A case in point was the reported violent domestic abuse of former spy chief Manala Manzini’s disabled wife. Mavivi Myakayaka-Manzini told the Sunday Times how she had been forced to obtain a court order against Manzini after he beat her up in front of their eight-year-old daughter. Senior members of the ANC were involved in the matter, but there is no record of Manzini ever having been disciplined.

‘We don’t do quotas systems’
While the mother body preaches quotas to the rest of the country, it has yet to get its youth league to toe the line.

“We don’t do quotas systems,” the league’s secretary general Vuyiswa Tulelo told the M&G. “We ensure that young women get an opportunity to be developed in their own capacity, taking cognisance what their shortcomings, needs and special circumstances are.”

The argument can be disingenuous considering that the league backs racial quotas. Tulelo is the league’s most powerful woman and an organised and talented individual in her own right — but she is something of an abnormality. The top leadership of the league — a training ground for the ANC — is almost entirely dominated by men.

Tulelo brushed off the criticism, firing off a series of statistics to show the league had gender parity in nearly every other area — from membership, to their national executive committee.

Thanks to her advocacy, the league became increasingly gender aware with an annual “women’s assembly” to support and coach women in the league.

“We have women we have groomed that have come from the youth league who are leading the ANC today,” she said, referring to people such as Dorothy Mahlangu, Dipuo Peters and Potgieter-Gqubule.
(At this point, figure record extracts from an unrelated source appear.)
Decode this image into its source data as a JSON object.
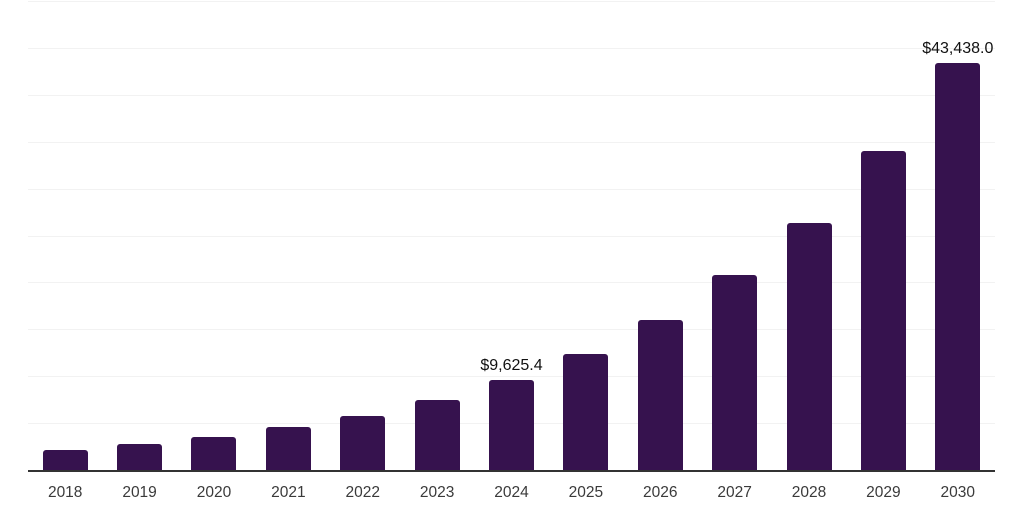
{
  "chart_data": {
    "type": "bar",
    "title": "",
    "xlabel": "",
    "ylabel": "",
    "categories": [
      "2018",
      "2019",
      "2020",
      "2021",
      "2022",
      "2023",
      "2024",
      "2025",
      "2026",
      "2027",
      "2028",
      "2029",
      "2030"
    ],
    "values": [
      2100,
      2800,
      3550,
      4550,
      5760,
      7490,
      9625.4,
      12340,
      15990,
      20760,
      26370,
      34040,
      43438.0
    ],
    "bar_labels": [
      "",
      "",
      "",
      "",
      "",
      "",
      "$9,625.4",
      "",
      "",
      "",
      "",
      "",
      "$43,438.0"
    ],
    "ylim": [
      0,
      50000
    ],
    "grid_step": 5000,
    "grid": "horizontal-only",
    "legend": "none",
    "y_tick_labels": "none",
    "colors": {
      "bar": "#36124E",
      "grid_line": "#F2F2F2",
      "axis_line": "#333333",
      "bar_label_text": "#111111",
      "tick_text": "#3A3A3A",
      "background": "#FFFFFF"
    }
  }
}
Clearly passionate about the topic, she went on to describe other talented female leaders in the league who were starting to distinguish themselves.

“The problem we have is the media tends to focus on the male species,” she said in an oft-repeated theme of our interview: the media’s fascination with people such as Julius Malema at the expense of women in the league.

However Tulelo, who at age 34 is on her way out of the league, always had her work cut out for her — without the media’s help.

If the ANC is patriarchal, the culture of its more radical youth league is downright sexist.

The comments of its controversial leader Malema in defence of Zuma during the latter’s rape trial landed him in the equality court.

“When a woman didn’t enjoy it, she leaves early in the morning,” he told Cape Peninsula University of Technology students. “Those who had a nice time will wait until the sun comes out, request breakfast and ask for taxi money … You can’t ask for money from somebody who raped you.”

Like Motshekga, Tulelo, when pushed, acknowledged the sexist attitudes of men in her party.

“Because we are a training ground they’re still getting there. Sometimes they like to push their luck and push their boundaries from time to time,” she said — perhaps euphemistically — of the men in the youth league. “But I fight with the young women. I say to them, ‘for you to be assertive you don’t need to be as rowdy as I am. You can be assertive in your own quiet way’. But you must be able to say to a person ‘this is where it stops, you don’t push me around’.”

It’s a gradual process for a party that has put men first for nearly a century.

As Morna says: “Numbers alone are not enough. What we’ve realised about the ANC is that jobs for the girls are one thing, but gender equality for the nation is a much bigger issue.”